La leyenda del sauce.
Abajo del sauce verde, donde corre el agua fría, ahí te tengo retratada, pedazo del alma mía.
Así canta el gaucho del sauce, árbol con ramas cortas y hojas brillantes unidas entre sí, y que parecen una manotada de pelo cortado. Cuando se da la oportunidad, también se cuenta la leyenda del origen de este árbol.
En la orilla del majestuoso río Paraná, hace mucho tiempo, hubo un pueblito indígena. Los guaraníes aún no habían perdido su fe en el gran Tupá, aunque cada vez llegaban más blancos en sus naves que se metían por todas partes.
Y en ese pueblito había una niña muy hermosa. Lucía un cabello negro, largo, brillante, completamente liso. Y como toda la tribu admiraba ese cabello, ella lo cuidaba mucho. Se bañaba en las aguas del Paraná y después se sentaba y lo dejaba secar a los rayos del sol. El viento jugaba con su pelo y ella se sentía feliz.

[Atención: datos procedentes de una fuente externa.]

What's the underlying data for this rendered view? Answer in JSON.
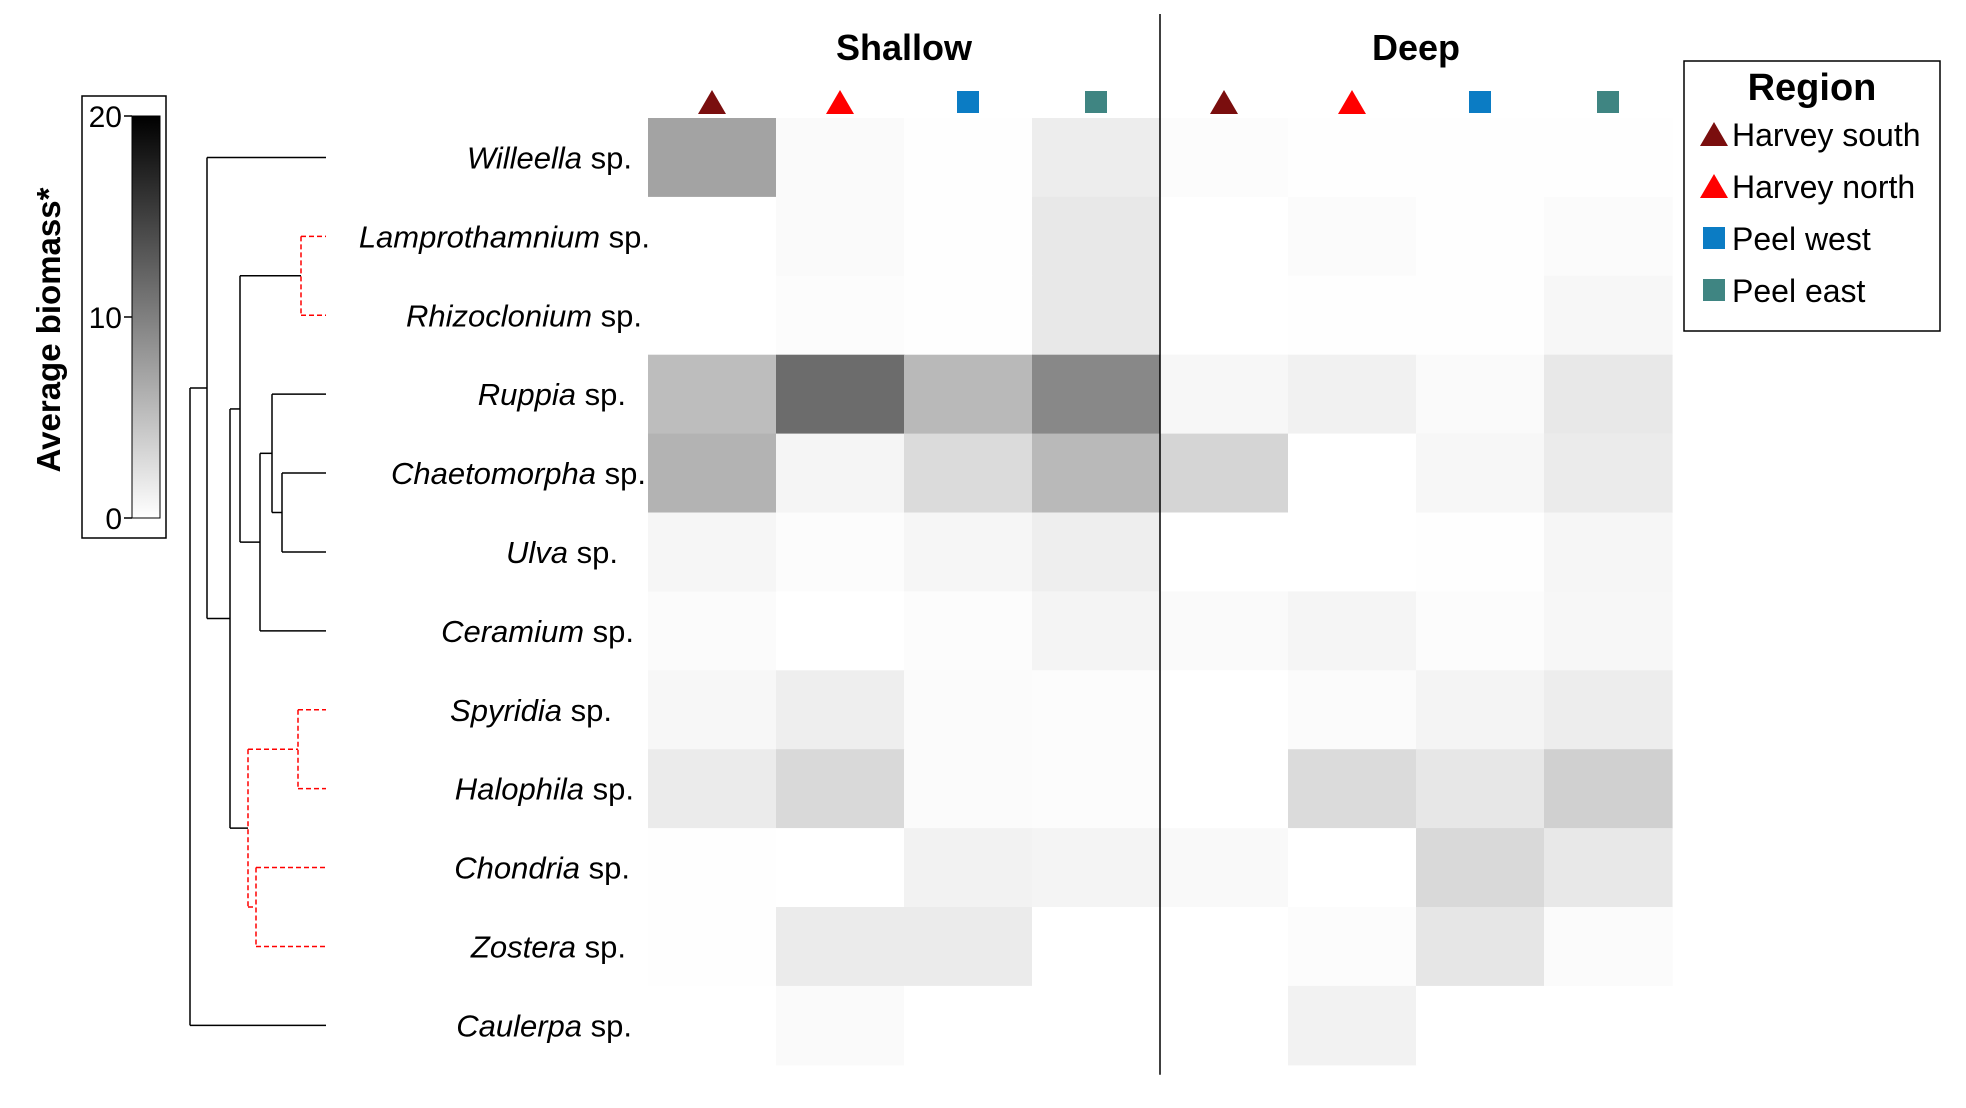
{
  "chart_data": {
    "type": "heatmap",
    "groups": [
      "Shallow",
      "Deep"
    ],
    "columns": [
      {
        "group": "Shallow",
        "region": "Harvey south"
      },
      {
        "group": "Shallow",
        "region": "Harvey north"
      },
      {
        "group": "Shallow",
        "region": "Peel west"
      },
      {
        "group": "Shallow",
        "region": "Peel east"
      },
      {
        "group": "Deep",
        "region": "Harvey south"
      },
      {
        "group": "Deep",
        "region": "Harvey north"
      },
      {
        "group": "Deep",
        "region": "Peel west"
      },
      {
        "group": "Deep",
        "region": "Peel east"
      }
    ],
    "rows": [
      {
        "genus": "Willeella",
        "suffix": " sp."
      },
      {
        "genus": "Lamprothamnium",
        "suffix": " sp."
      },
      {
        "genus": "Rhizoclonium",
        "suffix": " sp."
      },
      {
        "genus": "Ruppia",
        "suffix": " sp."
      },
      {
        "genus": "Chaetomorpha",
        "suffix": " sp."
      },
      {
        "genus": "Ulva",
        "suffix": " sp."
      },
      {
        "genus": "Ceramium",
        "suffix": " sp."
      },
      {
        "genus": "Spyridia",
        "suffix": " sp."
      },
      {
        "genus": "Halophila",
        "suffix": " sp."
      },
      {
        "genus": "Chondria",
        "suffix": " sp."
      },
      {
        "genus": "Zostera",
        "suffix": " sp."
      },
      {
        "genus": "Caulerpa",
        "suffix": " sp."
      }
    ],
    "values": [
      [
        7.2,
        0.4,
        0.1,
        1.4,
        0.2,
        0.1,
        0.1,
        0.1
      ],
      [
        0.0,
        0.4,
        0.1,
        1.8,
        0.0,
        0.3,
        0.1,
        0.3
      ],
      [
        0.0,
        0.2,
        0.1,
        1.8,
        0.0,
        0.1,
        0.1,
        0.6
      ],
      [
        5.2,
        11.5,
        5.5,
        9.3,
        0.6,
        1.1,
        0.4,
        1.8
      ],
      [
        6.0,
        0.8,
        2.8,
        5.5,
        3.3,
        0.0,
        0.6,
        1.6
      ],
      [
        0.7,
        0.2,
        0.7,
        1.3,
        0.0,
        0.0,
        0.1,
        0.7
      ],
      [
        0.3,
        0.0,
        0.2,
        0.9,
        0.4,
        0.8,
        0.2,
        0.6
      ],
      [
        0.6,
        1.3,
        0.3,
        0.2,
        0.0,
        0.3,
        0.9,
        1.4
      ],
      [
        1.6,
        3.0,
        0.3,
        0.2,
        0.0,
        2.8,
        1.9,
        3.7
      ],
      [
        0.1,
        0.0,
        1.0,
        0.9,
        0.5,
        0.0,
        3.0,
        1.8
      ],
      [
        0.1,
        1.6,
        1.6,
        0.0,
        0.0,
        0.2,
        2.0,
        0.3
      ],
      [
        0.0,
        0.4,
        0.0,
        0.0,
        0.0,
        1.0,
        0.0,
        0.0
      ]
    ],
    "colorbar": {
      "label": "Average biomass*",
      "min": 0,
      "max": 20,
      "ticks": [
        "0",
        "10",
        "20"
      ],
      "low_color": "#ffffff",
      "high_color": "#000000"
    },
    "legend": {
      "title": "Region",
      "placement": "top-right",
      "entries": [
        {
          "label": "Harvey south",
          "shape": "triangle",
          "color": "#7a0e0e"
        },
        {
          "label": "Harvey north",
          "shape": "triangle",
          "color": "#ff0000"
        },
        {
          "label": "Peel west",
          "shape": "square",
          "color": "#0b7cc4"
        },
        {
          "label": "Peel east",
          "shape": "square",
          "color": "#3f8582"
        }
      ]
    },
    "dendrogram": {
      "line_color": "#000000",
      "highlight_color": "#ff0000",
      "highlighted_clusters": [
        [
          "Lamprothamnium",
          "Rhizoclonium"
        ],
        [
          "Spyridia",
          "Halophila"
        ],
        [
          "Chondria",
          "Zostera"
        ]
      ]
    }
  }
}
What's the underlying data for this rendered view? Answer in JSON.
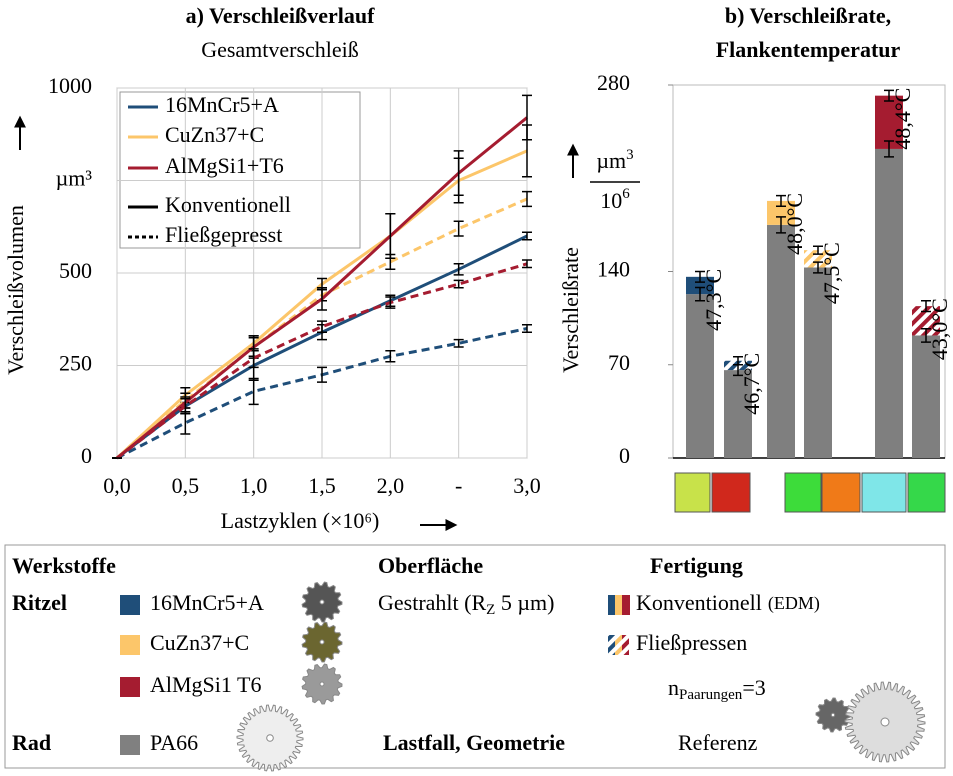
{
  "chart_data": [
    {
      "type": "line",
      "title": "a) Verschleißverlauf",
      "subtitle": "Gesamtverschleiß",
      "y_label": "Verschleißvolumen",
      "x_label": "Lastzyklen (×10⁶)",
      "x": [
        0,
        0.5,
        1,
        1.5,
        2,
        2.5,
        3
      ],
      "xlim": [
        0,
        3
      ],
      "xticks": [
        {
          "value": 0,
          "label": "0,0"
        },
        {
          "value": 0.5,
          "label": "0,5"
        },
        {
          "value": 1,
          "label": "1,0"
        },
        {
          "value": 1.5,
          "label": "1,5"
        },
        {
          "value": 2,
          "label": "2,0"
        },
        {
          "value": 2.5,
          "label": "-"
        },
        {
          "value": 3,
          "label": "3,0"
        }
      ],
      "ylim": [
        0,
        1000
      ],
      "yticks": [
        0,
        250,
        500,
        {
          "value": 750,
          "label": "µm³"
        },
        1000
      ],
      "grid": true,
      "legend_colors": [
        {
          "name": "16MnCr5+A",
          "color": "#1f4e79"
        },
        {
          "name": "CuZn37+C",
          "color": "#fcc66a"
        },
        {
          "name": "AlMgSi1+T6",
          "color": "#a51c30"
        }
      ],
      "legend_styles": [
        {
          "name": "Konventionell",
          "dash": false
        },
        {
          "name": "Fließgepresst",
          "dash": true
        }
      ],
      "series": [
        {
          "color": "#1f4e79",
          "dash": false,
          "values": [
            0,
            140,
            250,
            340,
            425,
            510,
            600
          ],
          "errors": [
            0,
            20,
            40,
            20,
            15,
            15,
            10
          ]
        },
        {
          "color": "#1f4e79",
          "dash": true,
          "values": [
            0,
            95,
            180,
            225,
            275,
            310,
            350
          ],
          "errors": [
            0,
            30,
            35,
            20,
            15,
            10,
            10
          ]
        },
        {
          "color": "#fcc66a",
          "dash": false,
          "values": [
            0,
            170,
            310,
            470,
            600,
            750,
            830
          ],
          "errors": [
            0,
            20,
            20,
            15,
            60,
            60,
            70
          ]
        },
        {
          "color": "#fcc66a",
          "dash": true,
          "values": [
            0,
            155,
            300,
            440,
            530,
            620,
            700
          ],
          "errors": [
            0,
            20,
            25,
            15,
            20,
            20,
            20
          ]
        },
        {
          "color": "#a51c30",
          "dash": false,
          "values": [
            0,
            150,
            300,
            430,
            600,
            770,
            920
          ],
          "errors": [
            0,
            15,
            30,
            30,
            60,
            60,
            60
          ]
        },
        {
          "color": "#a51c30",
          "dash": true,
          "values": [
            0,
            140,
            270,
            355,
            420,
            470,
            525
          ],
          "errors": [
            0,
            20,
            25,
            15,
            15,
            10,
            10
          ]
        }
      ]
    },
    {
      "type": "stacked_bar",
      "title": [
        "b) Verschleißrate,",
        "Flankentemperatur"
      ],
      "y_label": "Verschleißrate",
      "y_unit": {
        "num": "µm",
        "num_exp": "3",
        "den": "10",
        "den_exp": "6"
      },
      "ylim": [
        0,
        280
      ],
      "yticks": [
        0,
        70,
        140,
        280
      ],
      "series": [
        {
          "color": "#7f7f7f",
          "values": [
            123,
            66,
            175,
            143,
            232,
            92
          ],
          "errors": [
            5,
            4,
            6,
            4,
            6,
            5
          ]
        },
        {
          "colors": [
            "#1f4e79",
            "#1f4e79",
            "#fcc66a",
            "#fcc66a",
            "#a51c30",
            "#a51c30"
          ],
          "hatched": [
            false,
            true,
            false,
            true,
            false,
            true
          ],
          "values": [
            13,
            7,
            18,
            13,
            40,
            22
          ],
          "errors": [
            4,
            3,
            4,
            3,
            4,
            4
          ]
        }
      ],
      "annotations": [
        "47,3°C",
        "46,7°C",
        "48,0°C",
        "47,5°C",
        "48,4°C",
        "43,0°C"
      ]
    }
  ],
  "legend_panel": {
    "headings": [
      "Werkstoffe",
      "Oberfläche",
      "Fertigung"
    ],
    "ritzel": "Ritzel",
    "rad": "Rad",
    "materials": [
      {
        "name": "16MnCr5+A",
        "color": "#1f4e79",
        "gear": "#555"
      },
      {
        "name": "CuZn37+C",
        "color": "#fcc66a",
        "gear": "#6b6630"
      },
      {
        "name": "AlMgSi1 T6",
        "color": "#a51c30",
        "gear": "#9a9a9a"
      }
    ],
    "wheel": {
      "name": "PA66",
      "color": "#808080"
    },
    "surface": {
      "text": "Gestrahlt (R",
      "sub": "Z",
      "rest": " 5 µm)"
    },
    "manufacturing": [
      {
        "name": "Konventionell",
        "note": "(EDM)"
      },
      {
        "name": "Fließpressen"
      }
    ],
    "pairs": {
      "n": "n",
      "sub": "Paarungen",
      "rest": "=3"
    },
    "load": {
      "label": "Lastfall, Geometrie",
      "value": "Referenz"
    }
  }
}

Una tarde, cuando estaba peinándose, vio a un muchacho extraño que bajaba en su barca por el río. Él se detuvo. No siguió remando. Quedó hechizado con la hermosura de aquel cabello. La niña no respondió el saludo, porque sabía que los indígenas no debían hablar con los de piel blanca. Eran enemigos. Pero unos días más tarde, el muchacho volvió a pasar: “¡Qué bella eres, exclamó!” “¡Quiero tocar tu pelo! Nunca he visto algo tan brillante, tan negro y tan largo”.
La niña que entendía algo de español, le gustó lo que el joven decía. El muchacho hablaba de una manera cariñosa. Los hombres de su tribu eran de pocas palabras y nunca la elogiaban así.
Pasaron algunos días, y el joven finalmente se detuvo y pasó un rato con la niña indígena. “Ven conmigo”, le dijo. “Te amo y me falta una mujercita como tú”.
Las otras niñas de la tribu se dieron cuenta de que Mañaí -así se llamaba la niña- se demoraba mucho tiempo bañándose en el río. “¿Qué la detendrá allá?”, preguntaron. Decidieron averiguar qué pasaba; naturalmente, también las movía la curiosidad. Encontraron a la pareja de enamorados. El muchacho español estaba sentado al lado de Mañaí jugando con su abundante cabellera y susurrando a su oído palabras de amor. Aunque no se escuchaba bien, se dieron cuenta que se trataba de un amorío; eso sí lo supieron de una vez. Corrieron a ver al cacique para contarle lo que habían visto. Él se enfureció: “Ustedes saben que nosotros no queremos que se vayan con el enemigo”.
Cuando Mañaí llegó al atardecer, la tribu estaba esperándola. “Yo me voy a ir con este muchacho”, exclamó. “Me llevará a su vivienda y me quedaré con él para siempre”. “No lo vamos a permitir”, dijo el cacique. “Ven para acá”.
La niña tuvo que arrodillarse y el cacique le cortó el cabello. Había perdido lo más bello que poseía. Se escondió y no se dejó ver más. Cuando amaneció se metió en el río y se dejó llevar por la corriente. “Tupá, no quiero vivir más”. El mismo día vino el muchacho y cuando no encontró a Mañaí en la orilla fue al pueblo a reclamarla como su novia. “Me voy a casar con ella”. “La muchacha ya no está aquí”, le dijeron los indígenas.
El joven se sentó a la orilla del río Paraná donde vio por primera vez a la niña de los cabellos hermosos. De repente, descubrió a su lado una pequeña planta que nunca había visto. Mañaí le hablaba del gran Tupá que daba vida eterna a los que se lo suplicaban. Sacó la plantita con las raíces y se la llevó. La sembró en una vasija para llevarla a su patria como un recuerdo. Las hojas de aquella le hacían recordar el brillo del pelo de su amada. El muchacho llevó su recuerdo, pero las orillas del río se poblaron con sauces que recordaban el cabello abundante y brillante de Mañaí.